I am going to way out on a limb tonight (who, me?) and say some things that I absolutely cannot verify at all. They are 100% from my own perceptions and you can take or leave what I am going to write. If you don’t believe it, that’s fine. If you are willing to take what I say here as being “the truth” understand that this is based on my own perceptions and only on that.
It is my experience that we can, after a period of time, when we have developed sufficient mechanical skills, begin to isolate the various muscles in the throat and tongue through exercise. How I know this is because I can feel the individual muscles as clearly as I can feel my finger wiggling. For those of you who follow this blog, you will remember that last year about this time I went to Dr. Peak Woo telling him “something is wrong with my left vocal fold. It’s not responding”. I was correct. He confirmed that this was so. How did I know that? I could feel it.
In working to restore some of the function on the left side I have had to pay quite a bit of attention to the interior musculature and the feedback I get is quite clear. I know what I am feeling. I back this up by saying that in 1988, when I was in Stockholm, doing research on my throat with Dr. Johan Sundberg, he told me then (and that was a long time ago) that I had more control over the muscles in my throat than anyone he had ever encountered up until that time. The tracings of separate examples were exact duplications. That means that in two different examples, the lines showing the acoustic behavior were exactly on top of each other, making it look like just one example. In a human being this kind of accuracy is almost unheard of…..and I have learned a great deal more since then.
These perceptions allow me to coax very specific behaviors from a student, using the exercises as a catalyst. It is always true that one basic pattern of vowel and pitches can call forth a wide variety of responses, depending on where in the pitch range it is done, and at what volume. It can also be the case that the exercise is done in various ways on the same vowel and that, too, will draw forth slightly different responses. If you do the exercise properly and then repeat it enough times it will produce a result, even if the student doesn’t know what the result will be. I have to know where to go, even when the student does not. After the student has done the exercise successfully for quite some time it is possible to ask, “What happens when you do that? What do you experience”? Sometimes the student can’t answer as he has not been able to track anything specific, but often, if you go back and do it again, the feedback will be quite good. It is only in this way that the perception of what the exercise is doing to the sound and the actual singing/doing of the exercise can be unified and therefore become useful.
Lest you become confused here, I am not an advocate of having a student sing while trying to feel or move the muscles of the throat or interior muscles of the tongue deliberately nor do I ask them to think about this. Rather, I guide them to do an exercise (on a pitch pattern and a vowel sound, in a particular part of the vocal range, at a specific volume) and then wait for the response I am seeking to show up as an auditory shift. At that point, the exercise is beginning to do its job. Over time, sometimes over a lot of time, depending on how foreign this behavior is to the student, the exercises will condition the response so the student can completely forget about it and the result will still be there.
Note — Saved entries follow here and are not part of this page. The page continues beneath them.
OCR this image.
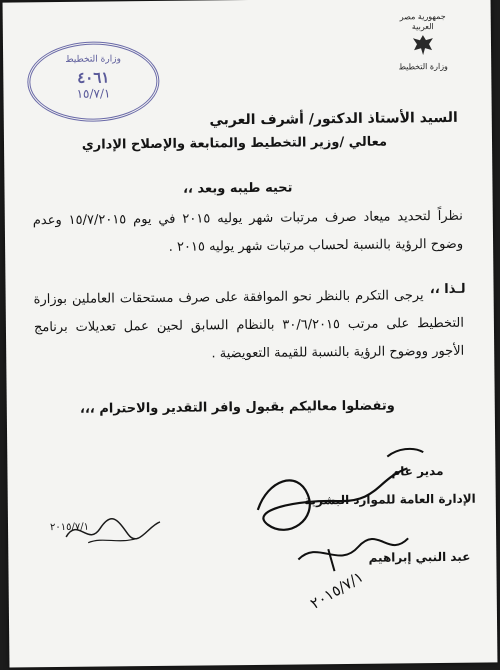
جمهورية مصر العربية
وزارة التخطيط
وزارة التخطيط
٤٠٦١
١٥/٧/١
السيد الأستاذ الدكتور/ أشرف العربي
معالي /وزير التخطيط والمتابعة والإصلاح الإداري
تحيه طيبه وبعد ،،
نظراً لتحديد ميعاد صرف مرتبات شهر يوليه ٢٠١٥ في يوم ١٥/٧/٢٠١٥ وعدم وضوح الرؤية بالنسبة لحساب مرتبات شهر يوليه ٢٠١٥ .
لـذا ،،
يرجى التكرم بالنظر نحو الموافقة على صرف مستحقات العاملين بوزارة التخطيط على مرتب ٣٠/٦/٢٠١٥ بالنظام السابق لحين عمل تعديلات برنامج الأجور ووضوح الرؤية بالنسبة للقيمة التعويضية .
وتفضلوا معاليكم بقبول وافر التقدير والاحترام ،،،
مدير عام
الإدارة العامة للموارد البشرية
٢٠١٥/٧/١
عبد النبي إبراهيم
٢٠١٥/٧/١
If you have weak stomach muscles, and I ask you to “hold them in” you might not be able to do that, or perhaps only do it a little and for a short period of time. If you do sit-ups every day, however, it would get easier to hold them in and keep them in for longer at each attempt. If you did a lot of them for weeks, months or even years, your stomach would hold itself it, even when you were not thinking about it. Vocal exercises should work in exactly the same way. When they do not either they are not understood by the student and the student cannot execute them accurately because of that, or they are not being configured properly by the teacher who does not understand what to ask for or in what way to adjust the exercise. In the first case, the teacher should adjust the exercise until the student can do it successfully, and not all teachers know how to do that. In the second case, the teacher needs to study more about what exercises do what, functionally. Come to my Level II at Shenandoah. We will teach you.
All of the words that voice teachers have conjured up over the decades have been to call forth these responses in some mysterious manner. Sometimes they work and sometimes they don’t. Mostly, it is hit or miss and it depends on how fixed a teacher’s ideas are about what they think they want to hear as to what kind of exercise she chooses. If you are looking for a shift in functional behavior, it isn’t so much about what you want to hear as it is about what you are looking to change. There is a different intention for each of these situations and that is a key distinction.